Louise Edwards

Drawing for me isn’t something that has always been easy or fun.

As a child I drew and doodled and found the joy and freedom of paint and crayons, pencils and print, to be magical. I was captivated (and still am) by colour and shape, and tried to recreate them in my drawings. I didn’t worry about how the end product looked or if the colours were right or true to the subject, it was just such fun.

As a young adult I chose to study art at school and college and found that the joy I had once felt soon became squashed by the strict rules of old fashioned art teachers, about how one ‘should’ draw and how your drawing had to be ‘perfect’ or it was rubbish, pointless and wrong.

I quit college feeling really low in my second year. I really lost my way with what I wanted to do.
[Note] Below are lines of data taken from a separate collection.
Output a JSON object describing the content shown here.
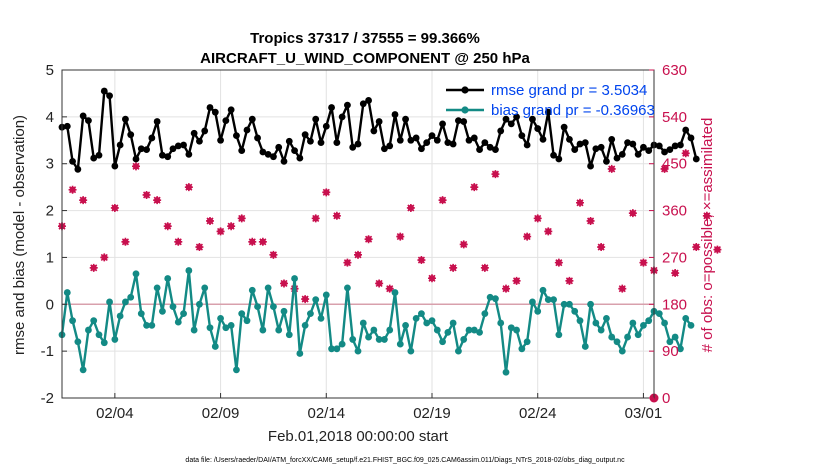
{
  "chart_data": {
    "type": "line",
    "title": "Tropics 37317 / 37555 = 99.366%",
    "subtitle": "AIRCRAFT_U_WIND_COMPONENT @ 250 hPa",
    "xlabel": "Feb.01,2018 00:00:00 start",
    "ylabel": "rmse and bias (model - observation)",
    "y2label": "# of obs: o=possible; ×=assimilated",
    "footer": "data file: /Users/raeder/DAI/ATM_forcXX/CAM6_setup/f.e21.FHIST_BGC.f09_025.CAM6assim.011/Diags_NTrS_2018-02/obs_diag_output.nc",
    "xlim": [
      1,
      29
    ],
    "ylim": [
      -2,
      5
    ],
    "y2lim": [
      0,
      630
    ],
    "x_ticks": [
      {
        "value": 3.5,
        "label": "02/04"
      },
      {
        "value": 8.5,
        "label": "02/09"
      },
      {
        "value": 13.5,
        "label": "02/14"
      },
      {
        "value": 18.5,
        "label": "02/19"
      },
      {
        "value": 23.5,
        "label": "02/24"
      },
      {
        "value": 28.5,
        "label": "03/01"
      }
    ],
    "y_ticks": [
      "-2",
      "-1",
      "0",
      "1",
      "2",
      "3",
      "4",
      "5"
    ],
    "y2_ticks": [
      "0",
      "90",
      "180",
      "270",
      "360",
      "450",
      "540",
      "630"
    ],
    "x_start": 1.0,
    "x_step": 0.25,
    "series": [
      {
        "name": "rmse grand pr = 3.5034",
        "color": "#000000",
        "values": [
          3.78,
          3.8,
          3.05,
          2.88,
          4.02,
          3.92,
          3.12,
          3.18,
          4.55,
          4.45,
          2.95,
          3.4,
          3.95,
          3.62,
          3.1,
          3.32,
          3.3,
          3.55,
          3.9,
          3.18,
          3.15,
          3.32,
          3.38,
          3.4,
          3.2,
          3.65,
          3.48,
          3.7,
          4.2,
          4.1,
          3.5,
          3.92,
          4.15,
          3.6,
          3.28,
          3.72,
          3.95,
          3.55,
          3.25,
          3.2,
          3.15,
          3.35,
          3.05,
          3.48,
          3.28,
          3.12,
          3.62,
          3.48,
          3.95,
          3.45,
          3.8,
          4.2,
          3.45,
          4.0,
          4.25,
          3.35,
          3.42,
          4.28,
          4.35,
          3.7,
          3.9,
          3.32,
          3.38,
          4.05,
          3.5,
          3.95,
          3.5,
          3.55,
          3.32,
          3.45,
          3.6,
          3.5,
          3.85,
          3.45,
          3.42,
          3.92,
          3.9,
          3.5,
          3.55,
          3.3,
          3.45,
          3.35,
          3.3,
          3.7,
          3.95,
          3.85,
          4.0,
          3.6,
          3.4,
          3.95,
          3.75,
          3.52,
          4.1,
          3.18,
          3.1,
          3.78,
          3.52,
          3.3,
          3.42,
          3.45,
          2.95,
          3.32,
          3.35,
          3.05,
          3.52,
          3.12,
          3.2,
          3.45,
          3.42,
          3.2,
          3.35,
          3.28,
          3.4,
          3.38,
          3.25,
          3.3,
          3.38,
          3.4,
          3.72,
          3.55,
          3.1
        ]
      },
      {
        "name": "bias grand pr = -0.36963",
        "color": "#138a85",
        "values": [
          -0.65,
          0.25,
          -0.35,
          -0.8,
          -1.4,
          -0.55,
          -0.35,
          -0.65,
          -0.82,
          0.05,
          -0.75,
          -0.25,
          0.05,
          0.15,
          0.65,
          -0.2,
          -0.45,
          -0.45,
          0.35,
          -0.15,
          0.55,
          -0.05,
          -0.38,
          -0.2,
          0.72,
          -0.55,
          0.0,
          0.35,
          -0.5,
          -0.9,
          -0.3,
          -0.5,
          -0.45,
          -1.4,
          -0.2,
          -0.35,
          0.3,
          -0.05,
          -0.55,
          0.35,
          -0.05,
          -0.55,
          -0.15,
          -0.65,
          0.55,
          -1.05,
          -0.45,
          -0.2,
          0.1,
          -0.3,
          0.2,
          -0.95,
          -0.95,
          -0.85,
          0.35,
          -0.75,
          -1.0,
          -0.4,
          -0.7,
          -0.55,
          -0.75,
          -0.75,
          -0.55,
          0.25,
          -0.85,
          -0.45,
          -1.0,
          -0.3,
          -0.2,
          -0.4,
          -0.35,
          -0.55,
          -0.8,
          -0.6,
          -0.4,
          -1.0,
          -0.75,
          -0.55,
          -0.55,
          -0.6,
          -0.2,
          0.15,
          0.12,
          -0.4,
          -1.45,
          -0.5,
          -0.55,
          -0.95,
          -0.8,
          0.05,
          -0.15,
          0.3,
          0.1,
          0.1,
          -0.65,
          0.0,
          0.0,
          -0.15,
          -0.35,
          -0.9,
          0.0,
          -0.4,
          -0.55,
          -0.3,
          -0.7,
          -0.8,
          -1.0,
          -0.7,
          -0.4,
          -0.65,
          -0.45,
          -0.35,
          -0.15,
          -0.2,
          -0.4,
          -0.8,
          -0.7,
          -0.95,
          -0.3,
          -0.45
        ]
      }
    ],
    "obs_series": {
      "name": "# of obs",
      "color": "#c8104e",
      "x_start": 1.0,
      "x_step": 0.5,
      "values": [
        330,
        400,
        380,
        250,
        270,
        365,
        300,
        445,
        390,
        380,
        330,
        300,
        405,
        290,
        340,
        320,
        330,
        345,
        300,
        300,
        275,
        220,
        210,
        190,
        345,
        395,
        350,
        260,
        275,
        305,
        220,
        210,
        310,
        365,
        265,
        230,
        380,
        250,
        295,
        405,
        250,
        430,
        210,
        225,
        310,
        345,
        320,
        260,
        225,
        375,
        340,
        290,
        440,
        210,
        355,
        260,
        245,
        440,
        240,
        470,
        290,
        350,
        285
      ]
    }
  },
  "legend": {
    "rmse_label": "rmse grand pr = 3.5034",
    "bias_label": "bias grand pr = -0.36963"
  }
}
So I chose not to draw or create. I could not make perfection come out of my hands, I could not make things photo-realistic and that must be wrong. So drawing went away, for quite some time. Seventeen years, in fact.

But like all true loves, it was still there, hiding in the back of my mind and so once again, I picked up the pencils and the pens. I made marks, I drew lines, and I made no rules and followed no plans. My drawings were weird and wild; they didn’t have to be perfect. The colours didn’t have to blend or even go together and the shapes didn’t have to be photo-realistic. They just had to come from my heart.

These days I see drawing as a huge amount of fun. I illustrate straight on to fabric and then colour it in with silk thread or cotton floss, sequins or metallic threads – totally against the rules, right? Not what most would call drawing?

Whatever comes out of my hands/head/heart will be what you see on the page. Drawing plays a huge part in my embroidery and textile work because everything I stitch or illustrate has come from my first try, unedited, unchanged. What you see is what you get. It’s my view on things, the way I see it. And that may not be how I ‘should’ draw things and my work may not be ‘perfect’ but who cares? …Because (and this is the lesson they SHOULD teach every child at school) first and foremost, drawing should be FUN.